The world is full of lofty plans to achieve a higher objective. It’s what we do. The problem with all our plans is how often the fall apart completely, or need to be fully revamped before a goal is reached.
Sometimes we have to change the goals or objectives because our plans fall short. Robert Burns said it best; “The best-laid schemes of mice and men / Gang aft a-gley” (often go astray), “A man’s a man for a’ that.” Alright, that might have made sense in Scotland a century or two ago, but today we understand it this way:
The best-laid plans of mice and men often go awry
Or, put another way, no matter how carefully a project is planned, something can still go wrong and often does. I like this one:
It is impossible to make anything foolproof because fools are so ingenious. Nothing is foolproof to a sufficiently capable fool. Make something idiot-proof, and they will build a better idiot.

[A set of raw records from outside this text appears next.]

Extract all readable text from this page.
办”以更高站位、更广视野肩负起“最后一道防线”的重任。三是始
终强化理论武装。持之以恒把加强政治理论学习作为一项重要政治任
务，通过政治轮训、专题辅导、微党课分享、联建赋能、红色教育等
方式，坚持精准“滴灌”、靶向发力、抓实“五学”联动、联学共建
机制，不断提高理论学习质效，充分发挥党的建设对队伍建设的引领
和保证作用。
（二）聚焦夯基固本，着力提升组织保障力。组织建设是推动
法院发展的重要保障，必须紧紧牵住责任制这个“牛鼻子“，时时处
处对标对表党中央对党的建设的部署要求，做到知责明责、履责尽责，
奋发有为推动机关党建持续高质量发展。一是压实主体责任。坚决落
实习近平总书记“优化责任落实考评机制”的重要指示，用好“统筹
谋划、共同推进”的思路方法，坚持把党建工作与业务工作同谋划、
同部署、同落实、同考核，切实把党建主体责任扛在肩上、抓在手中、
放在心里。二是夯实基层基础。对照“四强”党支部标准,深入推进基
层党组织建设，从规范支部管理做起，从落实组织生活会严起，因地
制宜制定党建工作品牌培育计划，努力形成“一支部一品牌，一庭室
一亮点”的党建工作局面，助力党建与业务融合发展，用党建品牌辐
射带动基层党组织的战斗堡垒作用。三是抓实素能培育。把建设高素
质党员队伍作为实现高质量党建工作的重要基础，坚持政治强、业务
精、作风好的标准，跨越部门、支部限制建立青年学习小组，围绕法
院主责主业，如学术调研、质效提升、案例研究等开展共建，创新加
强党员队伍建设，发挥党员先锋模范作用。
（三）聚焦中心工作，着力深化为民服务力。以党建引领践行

Fools be ingenious, no? That makes me wonder what Apple’s famous user interface engineers were thinking when they developed Screen Time for iPhone and iPad.
Apple hunk and official iOS honcho, Craig Federighi:
In iOS 12, we’re offering our users detailed information and tools to help them better understand and control the time they spend with apps and websites, how often they pick up their iPhone or iPad during the day and how they receive notifications
Seems like a lofty and noble goal.
Our team has worked thoughtfully over the years to add features to help parents manage their children’s content. With Screen Time, these new tools are empowering users who want help managing their device time, and balancing the many things that are important to them
In other words, controls. Child controls. App controls for children. Screen time usage. For children. It’s the Prego of iOS software. It’s all in there. Except little geniuses are so ingenious. What could go wrong?
Dig through this Apple Reddit discussion and you’ll see the problem.
I limited my 7-year old son’s screen time through the family share. For a few days I felt like he was playing a bit more than he should, but I couldn’t figure out why.
Who’s the fool now? What happened?
When he runs out of screen time and his games get locked, he heads to App Store, downloads a previously installed (but later removed) game through the cloud icon, and it works without limitations!
Nature will find a way. Not only can we not make something foolproof because fools are so ingenious, we can’t even make products that are childproof for much the same reason. This whole Screen Time application reminded me of the pilot for The Big Bang Theory where Sheldon and Leonard– with total IQ’s that topped 300– couldn’t find a way into a lockout building but a couple of Girl Scouts could.
Screen Time for iPhone and iPad is a good idea; a noble objective, too. We should be in control of our devices. That’s exactly what children think, too, and exactly why they find ways around the best laid plans of mice and men.